The selection of LAA threshold level for defining extent of emphysema is of interest. Several previous studies revealed that threshold levels around −950 HU for LAA provide strongest correlation with pathologic extent of emphysema (12). In our study, too, LAA% at threshold of −950 HU had higher correlations with FEV1 and DLCO/VA than LAA% at thresholds of −910 HU and -856 HU (data not shown). However, as for LA cluster analysis in this study, −910 HU was a better threshold for correlations with physiological measurements. One possible explanation for this discrepancy is the effect of respiratory bronchiolitis that may increase attenuation of LAA. Several previous studies revealed that current smokers have lower LAA% than former smokers (171819). Shaker et al. (19) revealed that smoking cessation results in apparent increase in LAA%, due to improvement of respiratory bronchiolitis. Although this effect affects LAA% and cluster analysis, the impact may be significant on cluster analysis because effacement of thin connections between LAA that may occur by using a lower threshold results in substantial underestimation of sizes of LA clusters. The cluster size may be more accurately represented at higher threshold of HU.

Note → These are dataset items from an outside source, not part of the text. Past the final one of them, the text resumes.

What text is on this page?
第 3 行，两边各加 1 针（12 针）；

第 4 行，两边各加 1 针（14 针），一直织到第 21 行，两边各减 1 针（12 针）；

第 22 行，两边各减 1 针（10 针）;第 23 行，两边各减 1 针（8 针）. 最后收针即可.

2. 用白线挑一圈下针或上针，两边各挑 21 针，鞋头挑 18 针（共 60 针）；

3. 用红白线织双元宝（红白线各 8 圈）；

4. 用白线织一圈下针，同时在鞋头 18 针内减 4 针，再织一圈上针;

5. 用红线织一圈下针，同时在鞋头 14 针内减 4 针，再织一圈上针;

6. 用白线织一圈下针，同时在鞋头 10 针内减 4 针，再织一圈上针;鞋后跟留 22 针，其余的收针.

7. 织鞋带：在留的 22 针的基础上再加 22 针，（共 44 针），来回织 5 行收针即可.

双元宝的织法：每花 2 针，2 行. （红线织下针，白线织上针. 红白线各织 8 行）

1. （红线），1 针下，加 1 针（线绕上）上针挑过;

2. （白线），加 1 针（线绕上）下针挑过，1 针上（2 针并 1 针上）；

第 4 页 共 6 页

Madani et al. (24) compared cluster analysis (D value at −960 HU and 1st percentile HU) with LAA% at the threshold of −960 HU and first percentile HU, and revealed that LAA% and first percentile HU significantly correlated with pulmonary functional tests and pathological extent of emphysema, while D value at −960 HU did not. Our results are contradictory to their observations. A couple of explanations may account for discrepancies. First, as revealed in our study, −910 HU was a better threshold than −950 HU for cluster analysis. The −960 HU they used for cluster analysis may have not been the optimal threshold for evaluating potential of cluster analysis. We used 2D and 3D techniques, each of which had advantages over each other. Second, as their results were based on investigation of resected lung specimens from lung cancer surgeries, whole lung correlations in our study may have revealed different results.

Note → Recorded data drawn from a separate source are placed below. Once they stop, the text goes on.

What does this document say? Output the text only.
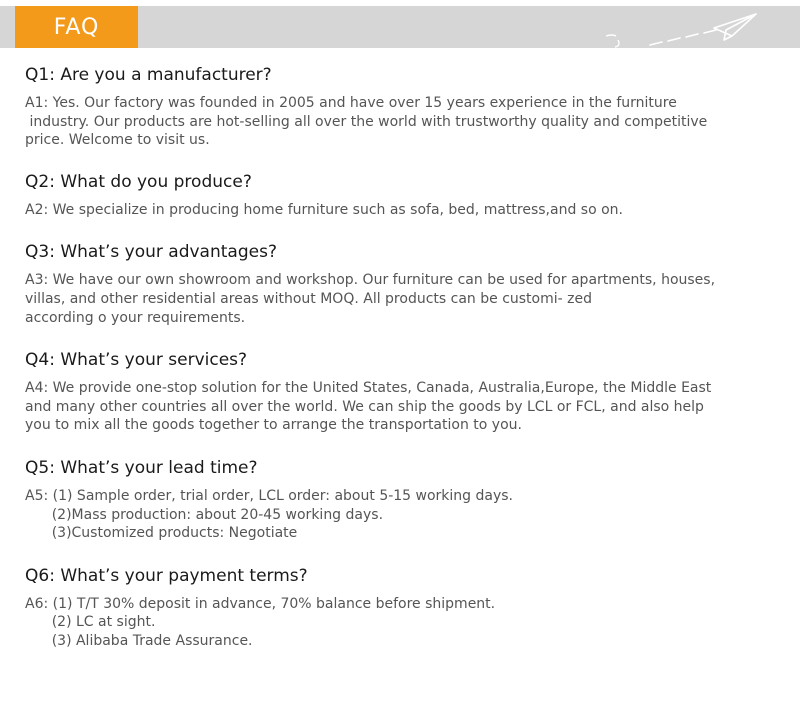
FAQ
Q1: Are you a manufacturer?
A1: Yes. Our factory was founded in 2005 and have over 15 years experience in the furniture
industry. Our products are hot-selling all over the world with trustworthy quality and competitive
price. Welcome to visit us.
Q2: What do you produce?
A2: We specialize in producing home furniture such as sofa, bed, mattress,and so on.
Q3: What’s your advantages?
A3: We have our own showroom and workshop. Our furniture can be used for apartments, houses,
villas, and other residential areas without MOQ. All products can be customi- zed
according o your requirements.
Q4: What’s your services?
A4: We provide one-stop solution for the United States, Canada, Australia,Europe, the Middle East
and many other countries all over the world. We can ship the goods by LCL or FCL, and also help
you to mix all the goods together to arrange the transportation to you.
Q5: What’s your lead time?
A5: (1) Sample order, trial order, LCL order: about 5-15 working days.
(2)Mass production: about 20-45 working days.
(3)Customized products: Negotiate
Q6: What’s your payment terms?
A6: (1) T/T 30% deposit in advance, 70% balance before shipment.
(2) LC at sight.
(3) Alibaba Trade Assurance.
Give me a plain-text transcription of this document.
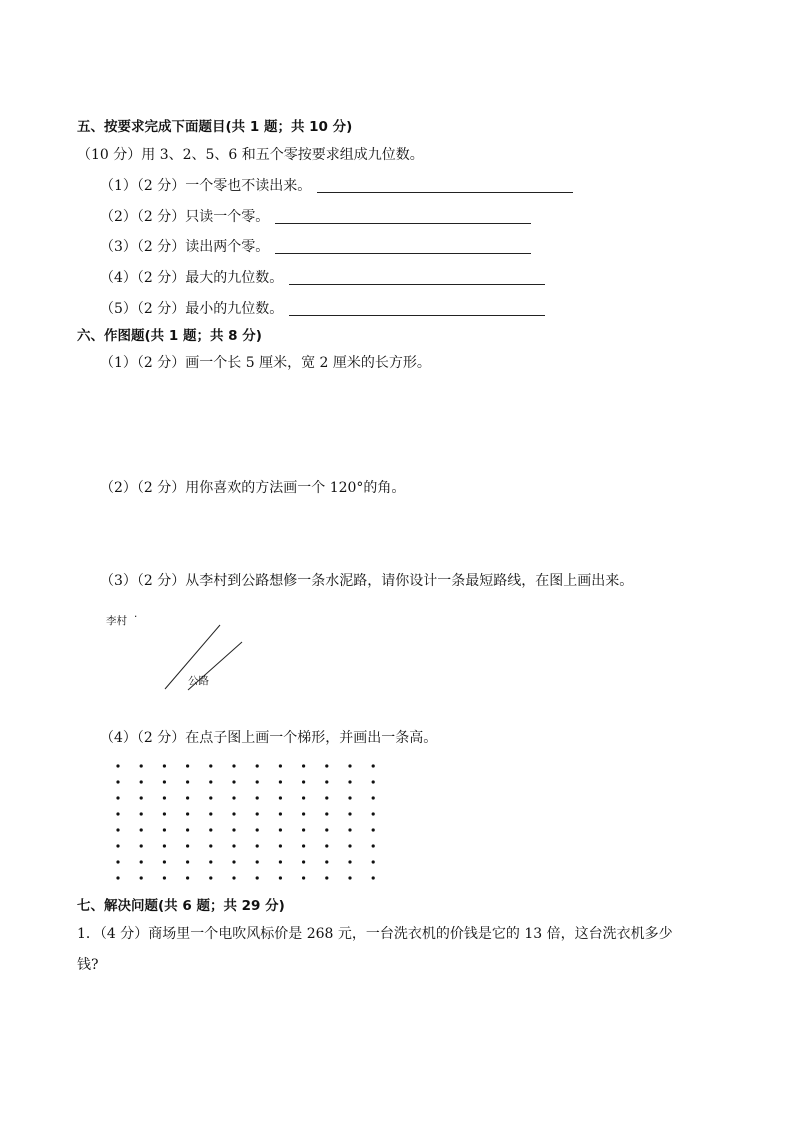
五、按要求完成下面题目(共 1 题；共 10 分)
（10 分）用 3、2、5、6 和五个零按要求组成九位数。
（1）（2 分）一个零也不读出来。
（2）（2 分）只读一个零。
（3）（2 分）读出两个零。
（4）（2 分）最大的九位数。
（5）（2 分）最小的九位数。
六、作图题(共 1 题；共 8 分)
（1）（2 分）画一个长 5 厘米，宽 2 厘米的长方形。
（2）（2 分）用你喜欢的方法画一个 120°的角。
（3）（2 分）从李村到公路想修一条水泥路，请你设计一条最短路线，在图上画出来。
李村 ·
公路
（4）（2 分）在点子图上画一个梯形，并画出一条高。
七、解决问题(共 6 题；共 29 分)
1．（4 分）商场里一个电吹风标价是 268 元，一台洗衣机的价钱是它的 13 倍，这台洗衣机多少
钱?
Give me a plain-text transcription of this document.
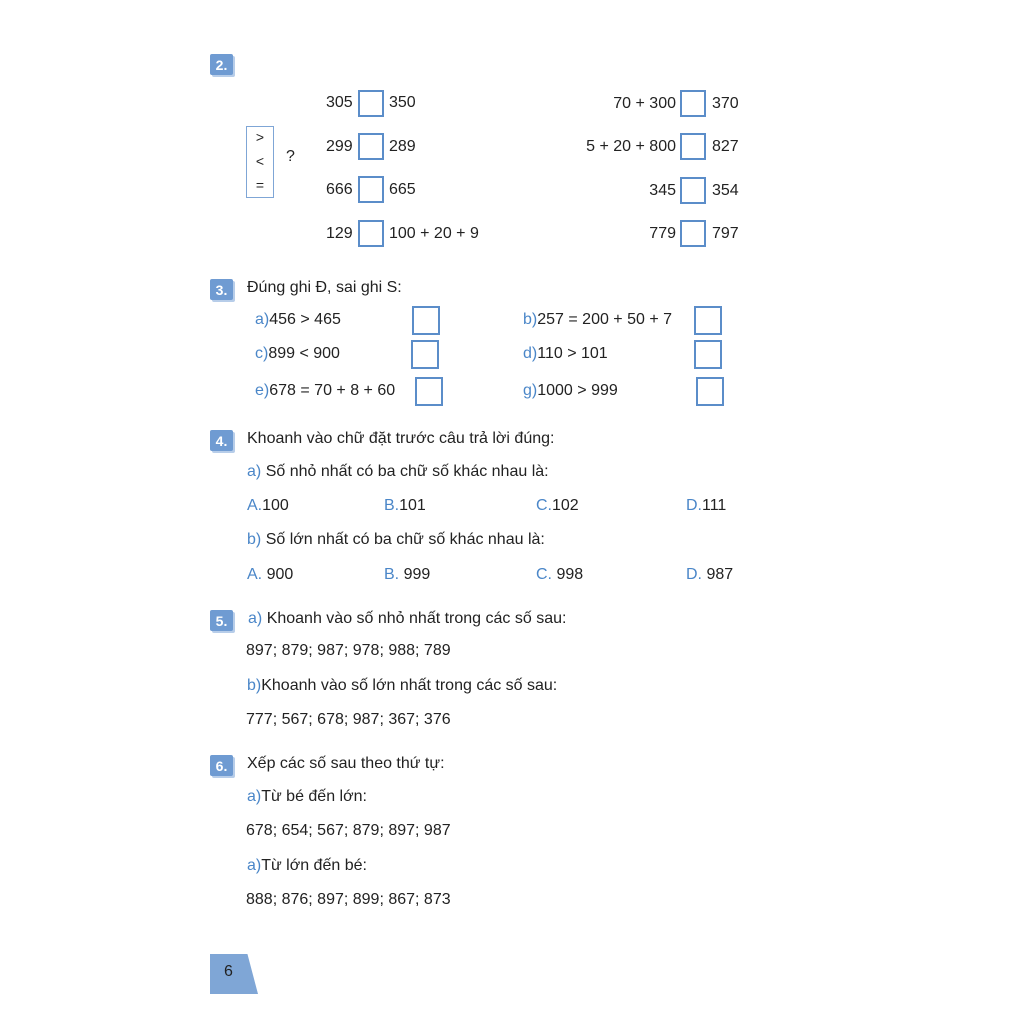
2.
>
<
=
?
305 350
299 289
666 665
129 100 + 20 + 9
70 + 300 370
5 + 20 + 800 827
345 354
779 797
3.	Đúng ghi Đ, sai ghi S:
a)456 > 465	b)257 = 200 + 50 + 7
c)899 < 900	d)110 > 101
e)678 = 70 + 8 + 60	g)1000 > 999
4.	Khoanh vào chữ đặt trước câu trả lời đúng:
a) Số nhỏ nhất có ba chữ số khác nhau là:
A.100	B.101	C.102	D.111
b) Số lớn nhất có ba chữ số khác nhau là:
A. 900	B. 999	C. 998	D. 987
5.	a) Khoanh vào số nhỏ nhất trong các số sau:
897; 879; 987; 978; 988; 789
b)Khoanh vào số lớn nhất trong các số sau:
777; 567; 678; 987; 367; 376
6.	Xếp các số sau theo thứ tự:
a)Từ bé đến lớn:
678; 654; 567; 879; 897; 987
a)Từ lớn đến bé:
888; 876; 897; 899; 867; 873
6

In comparison between 2D and 3D techniques, 2D D value−910HU generally revealed highest correlations with physiological measurements. However, as for DLCO/VA, 3D D value−910HU correlated better than 2D D value−910HU. We cannot determine if 2D or 3D technique is better for evaluation of COPD based on our results. We currently recommend that 2D and 3D techniques are used in evaluation of COPD.

Our study had limitations. First, although we revealed threshold of −910 HU was better than those of −950 HU and −856 HU in cluster analysis, the best threshold should be determined based on a more detailed investigation focusing on threshold CT value with smaller CT value intervals (e.g., 10 HU). Second, R2 were generally too low in regression models for subjects with mild COPD to make a definitive conclusion. The apparent advantage of cluster analysis in mild COPD subjects should be confirmed in a larger number of subjects. Third, methods of cluster analysis on CT are not standardized. Our data cannot simply be applied to other institutions.

In conclusion, cluster analysis is a clinically feasible method to evaluate severity of COPD, especially in mild COPD. The threshold of −910 HU in cluster analysis was better than those of −950 HU and −856 HU for evaluation of COPD. 2D and 3D techniques for cluster analysis were almost even and complementary to each other, and therefore we recommend using both techniques in evaluation of COPD.